Les implications pour le reste du Conseil de coopération du Golfe seraient profondes. Peu d’États du Golfe voient d’un bon œil la posture régionale de plus en plus musclée des Émirats arabes unis, mais encore moins souhaitent une nouvelle guerre régionale déstabilisante. De plus, condamner avec force les représailles iraniennes contre les Émirats ne ferait que mettre davantage en relief le silence général des pays arabes face au nettoyage ethnique mené par Israël dans le sud du Liban.

Espérons que rien de tout cela ne se produise.

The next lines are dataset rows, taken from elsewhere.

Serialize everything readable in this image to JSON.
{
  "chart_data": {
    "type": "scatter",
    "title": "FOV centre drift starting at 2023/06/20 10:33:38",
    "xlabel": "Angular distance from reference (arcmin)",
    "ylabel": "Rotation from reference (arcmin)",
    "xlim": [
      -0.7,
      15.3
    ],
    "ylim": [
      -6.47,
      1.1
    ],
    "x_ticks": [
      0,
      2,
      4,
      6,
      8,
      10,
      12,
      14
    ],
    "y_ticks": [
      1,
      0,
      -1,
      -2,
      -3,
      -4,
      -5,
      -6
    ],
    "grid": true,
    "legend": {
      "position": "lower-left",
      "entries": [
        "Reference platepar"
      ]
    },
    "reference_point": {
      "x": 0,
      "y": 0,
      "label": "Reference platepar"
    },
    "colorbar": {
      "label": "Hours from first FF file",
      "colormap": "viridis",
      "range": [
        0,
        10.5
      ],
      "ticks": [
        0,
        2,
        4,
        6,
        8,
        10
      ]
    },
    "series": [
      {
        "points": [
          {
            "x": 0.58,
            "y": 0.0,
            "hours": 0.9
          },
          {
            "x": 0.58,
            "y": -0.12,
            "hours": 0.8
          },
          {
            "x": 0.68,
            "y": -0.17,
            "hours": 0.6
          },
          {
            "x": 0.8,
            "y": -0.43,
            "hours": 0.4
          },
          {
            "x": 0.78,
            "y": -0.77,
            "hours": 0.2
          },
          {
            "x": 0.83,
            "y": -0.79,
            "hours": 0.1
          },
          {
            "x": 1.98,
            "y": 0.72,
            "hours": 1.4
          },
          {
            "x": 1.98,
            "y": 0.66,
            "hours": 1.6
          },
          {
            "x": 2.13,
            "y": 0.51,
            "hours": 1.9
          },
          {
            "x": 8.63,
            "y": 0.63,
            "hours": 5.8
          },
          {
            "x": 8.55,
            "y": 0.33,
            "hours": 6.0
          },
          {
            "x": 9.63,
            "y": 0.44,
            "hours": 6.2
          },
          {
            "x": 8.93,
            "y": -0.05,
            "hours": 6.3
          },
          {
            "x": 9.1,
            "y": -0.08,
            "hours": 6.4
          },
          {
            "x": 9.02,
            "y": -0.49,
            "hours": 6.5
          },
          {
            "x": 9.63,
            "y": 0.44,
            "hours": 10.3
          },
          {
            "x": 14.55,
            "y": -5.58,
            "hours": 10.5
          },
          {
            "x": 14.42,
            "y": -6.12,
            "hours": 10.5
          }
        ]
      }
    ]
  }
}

Un accord durable entre Washington et Téhéran — soutenu par la grande majorité des États de la région — reste possible. Et Trump pourrait encore décider que la préservation de la stabilité régionale exige de contraindre Israël à respecter les termes d’un cessez-le-feu plus large.

Mais le simple fait que Téhéran envisage une escalade contre les Émirats arabes unis si Israël intensifie ses actions au Liban illustre à quel point les Émirats se sont transformés en cibles inutiles dans la rivalité plus large entre Israël et l’Iran en signant les accords d’Abraham.